Professor de história do colégio Nota 10, Henry Guimarães é mais um que fala sobre os assuntos atuais abordados pela banca. Um dos assuntos cotados para essa edição, conforme o professor, é a Constituição de 1934 que completou 90 anos de criação.

“O Enem gosta de pegar essas datas fechadas para provocar discussões. A Constituição de 1934 é a que menos durou na história do Brasil, mas traz uma coisa importante porque ratifica o direito das mulheres ao voto. Uma questão que o Enem pode pegar é sobre o voto feminino e sobre a baixa participação delas na política”, relata.

Os 60 anos do golpe militar, que deu início ao regime de ditadura no País, é mais um cotado. De acordo com o professor, o Inep pode trazer esse fato para falar sobre a democracia. “Como isso pode ser colocado hoje? Como é viver em um País sem democracia?”, indaga.

Acontecimentos atuais não demoram muito para aparecer entre uma edição e outra. Prova disso é que o instituto trouxe a pandemia, que começou em março de 2020, em questão.

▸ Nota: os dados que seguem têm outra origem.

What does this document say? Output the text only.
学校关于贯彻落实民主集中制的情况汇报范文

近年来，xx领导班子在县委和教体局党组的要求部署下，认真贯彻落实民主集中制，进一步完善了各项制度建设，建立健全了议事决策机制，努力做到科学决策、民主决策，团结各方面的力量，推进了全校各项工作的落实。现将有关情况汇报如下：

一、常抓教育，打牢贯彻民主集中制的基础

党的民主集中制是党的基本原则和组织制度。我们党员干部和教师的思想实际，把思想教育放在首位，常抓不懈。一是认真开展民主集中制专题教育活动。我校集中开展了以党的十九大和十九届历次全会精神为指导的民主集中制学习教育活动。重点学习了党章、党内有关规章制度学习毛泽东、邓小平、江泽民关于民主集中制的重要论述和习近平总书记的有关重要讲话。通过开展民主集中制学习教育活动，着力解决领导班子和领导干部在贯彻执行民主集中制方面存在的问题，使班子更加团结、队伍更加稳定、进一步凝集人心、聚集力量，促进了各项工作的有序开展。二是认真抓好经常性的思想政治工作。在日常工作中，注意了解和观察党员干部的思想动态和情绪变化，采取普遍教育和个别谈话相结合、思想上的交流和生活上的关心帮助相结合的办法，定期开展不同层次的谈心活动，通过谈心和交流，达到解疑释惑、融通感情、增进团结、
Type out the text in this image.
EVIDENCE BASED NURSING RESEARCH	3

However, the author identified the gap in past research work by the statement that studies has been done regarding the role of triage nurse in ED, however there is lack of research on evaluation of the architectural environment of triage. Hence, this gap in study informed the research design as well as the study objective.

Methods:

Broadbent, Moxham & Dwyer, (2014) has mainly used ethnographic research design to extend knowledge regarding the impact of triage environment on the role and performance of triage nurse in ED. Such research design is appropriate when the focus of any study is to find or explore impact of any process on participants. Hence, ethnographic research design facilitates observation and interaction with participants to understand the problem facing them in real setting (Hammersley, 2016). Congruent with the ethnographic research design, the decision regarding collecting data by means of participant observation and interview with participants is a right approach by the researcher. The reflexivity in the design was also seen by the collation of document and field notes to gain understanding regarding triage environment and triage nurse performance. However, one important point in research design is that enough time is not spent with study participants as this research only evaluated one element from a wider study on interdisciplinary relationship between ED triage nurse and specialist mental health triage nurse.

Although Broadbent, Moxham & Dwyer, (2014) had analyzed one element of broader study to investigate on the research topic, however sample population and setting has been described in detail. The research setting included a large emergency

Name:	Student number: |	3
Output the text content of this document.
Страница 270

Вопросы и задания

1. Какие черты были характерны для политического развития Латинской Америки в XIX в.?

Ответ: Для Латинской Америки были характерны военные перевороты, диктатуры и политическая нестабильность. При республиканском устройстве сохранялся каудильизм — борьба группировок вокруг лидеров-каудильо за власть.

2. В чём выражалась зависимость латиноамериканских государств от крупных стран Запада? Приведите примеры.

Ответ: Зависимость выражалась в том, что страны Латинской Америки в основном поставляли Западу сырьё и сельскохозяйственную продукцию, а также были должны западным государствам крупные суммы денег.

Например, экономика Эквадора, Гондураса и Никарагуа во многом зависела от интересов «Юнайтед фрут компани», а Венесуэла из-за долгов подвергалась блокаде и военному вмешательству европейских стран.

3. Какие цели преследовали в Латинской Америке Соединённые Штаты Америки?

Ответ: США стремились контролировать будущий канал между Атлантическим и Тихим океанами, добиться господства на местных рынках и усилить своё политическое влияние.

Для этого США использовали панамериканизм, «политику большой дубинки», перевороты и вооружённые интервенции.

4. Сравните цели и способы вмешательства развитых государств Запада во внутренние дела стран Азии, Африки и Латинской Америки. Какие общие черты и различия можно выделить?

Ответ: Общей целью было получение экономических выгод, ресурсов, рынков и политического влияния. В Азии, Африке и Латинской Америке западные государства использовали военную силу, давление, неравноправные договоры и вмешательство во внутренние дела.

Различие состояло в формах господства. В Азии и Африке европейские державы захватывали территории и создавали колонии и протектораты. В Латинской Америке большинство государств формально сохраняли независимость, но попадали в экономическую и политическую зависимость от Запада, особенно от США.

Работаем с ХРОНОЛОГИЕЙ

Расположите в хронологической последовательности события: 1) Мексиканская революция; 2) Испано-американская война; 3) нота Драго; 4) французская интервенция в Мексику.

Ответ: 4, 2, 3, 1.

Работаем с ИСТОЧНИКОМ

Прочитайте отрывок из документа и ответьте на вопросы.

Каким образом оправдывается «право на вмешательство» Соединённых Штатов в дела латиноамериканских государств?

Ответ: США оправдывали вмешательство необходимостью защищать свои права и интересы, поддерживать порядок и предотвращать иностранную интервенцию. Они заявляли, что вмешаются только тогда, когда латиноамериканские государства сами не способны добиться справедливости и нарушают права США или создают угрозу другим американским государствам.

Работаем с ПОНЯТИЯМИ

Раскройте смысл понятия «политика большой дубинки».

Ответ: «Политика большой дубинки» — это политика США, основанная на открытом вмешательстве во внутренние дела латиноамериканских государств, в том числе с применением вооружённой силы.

“Um paralelo muito bacana é entender o que foi a Revolta da Vacina e o que é hoje o movimento antivacina, que são coisas totalmente diferentes. Naquela época a população sem instrução foi obrigada a se vacinar forçadamente sem explicar os benefícios. Hoje em dia a gente sabe os benefícios que a vacinação traz, mas mesmo assim o movimento é por causa de fake news”, destaca.

Em Mato Grosso do Sul,  51.199 realizam no domingo (03) a primeira etapa do Enem. No dia, os vestibulandos encaram 45 questões de linguagens, 45 questões de ciências humanas e redação. Já no dia 10 de novembro é a vez das ciências exatas e ciências da natureza.